Raporu Yazan: Ufuk Uçar
Kazanın Öncesi:
7 Mayıs Cumartesi günü saat 11.15 gibi Güdül Sivrisinin (kuzeyi karşınıza aldığınızda) sol tarafında bulunan sırtlarındaki kalkışa vardık. Geldiğimizde hava tahminlerindeki gibi KD yönünden 20 km kadar bir hakim rüzgar vardı. Kuvvetli güney anabatiğinin etkisiyle rüzgar şiddeti git gide azalmaya sonrasında ise değişkenlik göstermeye başladı. Bu esnada kalkış için hazırlanıyorduk. (Biz kalktıktan sonra darbe şiddetlerinin iyice artmaya başladığını söylediler.) Benden önce Gazi. Üniv. pilotlarından Sinan ve Serdar kalkışlarını yaptılar. Zayıf ama güçlenmeye başlayan termikler vardı. Hemen arkalarından ben de kalktım. Bir süre uçtuktan sonra tepeye inmek için yöneldim.
Kazanın Oluşumu:
Tepeye inmek için sırtların tam üzerinden bir iniş yaklaşması yaptım. Amacım en son dinamik bir dönüş yapıp kanadı daldırıp / palye verip şık bir şekilde(!!!) tepeye inmekti. İneceğim yere doğru sırtların üstünde sağdan keskin bir dönüş yapmak istedim, o anda sol tarafın öne geleceği endişesiyle sol tarafın frenini artırdım, hemen iki freni de salıp palya vererek tepeye inecektim ancak bu en son dönüşte (sırtın kuzey ve güneyinden kopan termiklerin hemen sırtın üstünde sebep olduğunu düşündüğümüz) ciddi bir bastırıcıya girmiştim. Bastırıcı içerisinde çok fazla da fren almış olmamın etkisiyle ciddi biçimde çökmeye başladım. Frenleri bu kadar hızlı çökerken salmak istemedim. Kanat deep stolda gibi hızlıca çöküyordu. Bu çöküş esnasında sol tarafın frenini biraz daha artırmışım. Bu aşırı fren sonucu kanat sol taraftan spine girdi. Kanat, çok bayık ve stol sınırına yakın frenli olduğu için sağ tarafı da çekerek anında stola kaydı.

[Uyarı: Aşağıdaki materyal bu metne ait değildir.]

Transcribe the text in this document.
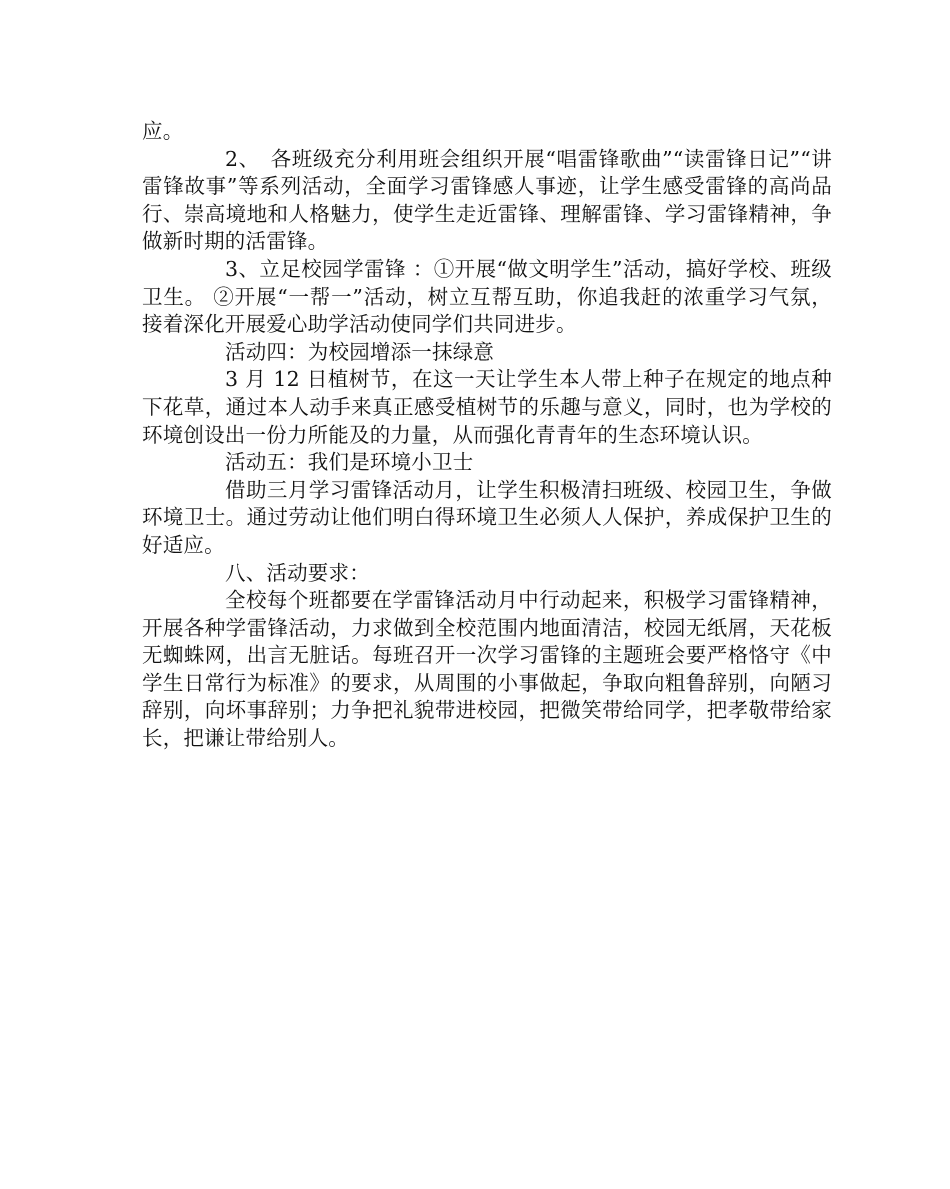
应。

2、　各班级充分利用班会组织开展“唱雷锋歌曲”“读雷锋日记”“讲雷锋故事”等系列活动，全面学习雷锋感人事迹，让学生感受雷锋的高尚品行、崇高境地和人格魅力，使学生走近雷锋、理解雷锋、学习雷锋精神，争做新时期的活雷锋。

3、立足校园学雷锋 ：①开展“做文明学生”活动，搞好学校、班级卫生。 ②开展“一帮一”活动，树立互帮互助，你追我赶的浓重学习气氛，接着深化开展爱心助学活动使同学们共同进步。

活动四：为校园增添一抹绿意

3 月 12 日植树节，在这一天让学生本人带上种子在规定的地点种下花草，通过本人动手来真正感受植树节的乐趣与意义，同时，也为学校的环境创设出一份力所能及的力量，从而强化青青年的生态环境认识。

活动五：我们是环境小卫士

借助三月学习雷锋活动月，让学生积极清扫班级、校园卫生，争做环境卫士。通过劳动让他们明白得环境卫生必须人人保护，养成保护卫生的好适应。

八、活动要求：

全校每个班都要在学雷锋活动月中行动起来，积极学习雷锋精神，开展各种学雷锋活动，力求做到全校范围内地面清洁，校园无纸屑，天花板无蜘蛛网，出言无脏话。每班召开一次学习雷锋的主题班会要严格恪守《中学生日常行为标准》的要求，从周围的小事做起，争取向粗鲁辞别，向陋习辞别，向坏事辞别；力争把礼貌带进校园，把微笑带给同学，把孝敬带给家长，把谦让带给别人。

Yaklaşık 7-8 metreden kanat stol halinde iken sırtımın ve sol omzumun üzerine düştüm. Düşüşten hemen sonra sol kolum sol yana açık bir vaziyette duruyordu. Kolumu hareket ettirmek istedim ancak oynatamadım. Saniyeler içinde tepedeki diğer pilotlar yanıma ulaştı. Yanıma gelen pilotlar ilk kontrolleri yaptı omzum dışında herhangi bir problem görünmüyordu. Omzumda çıkık / kırık şüphesiyle Batıkent Yenimahalle Devlet Hastanesine ulaştık. Çekilen röntgende üst kol kemiğinin omuza yakın kısımında tek parça kırık çıktı. Kırık ekseninin düzelmesi için koluma ağır bir alçı yapıldı. Kırığın çok büyük ihtimalle kaynayacağını, 3 hafta kadar alçıda tutulup kaynama gözlenmezse ameliyat ihtimali olduğu söylendi.
Yorumlarım:
Hata 1 - İniş Yaklaşımı:
İki yamacı da çalışan bu tarz sırtların üzeri türbülanslı olabiliyor. Bu açıdan iniş yaklaşımımın yanlış olduğunu düşünüyorum. Tepenin üstüne inmektense, normal yamaca iner gibi, hafif yanlı gelen rüzgarın yardımıyla da yamaca çok rahat bir iniş yapabilirdim. Ayrıca o gün güneş etkisini gösterdikçe şiddetlenen bir hava vardı bu tarz havalarda da yamaca iniş için çok kasmamak gerekiyor. Zaten Güdül kalkışı ile iniş alanı arası araç ile 3-4 dk sürüyor. İnişe de yönelebilirdim.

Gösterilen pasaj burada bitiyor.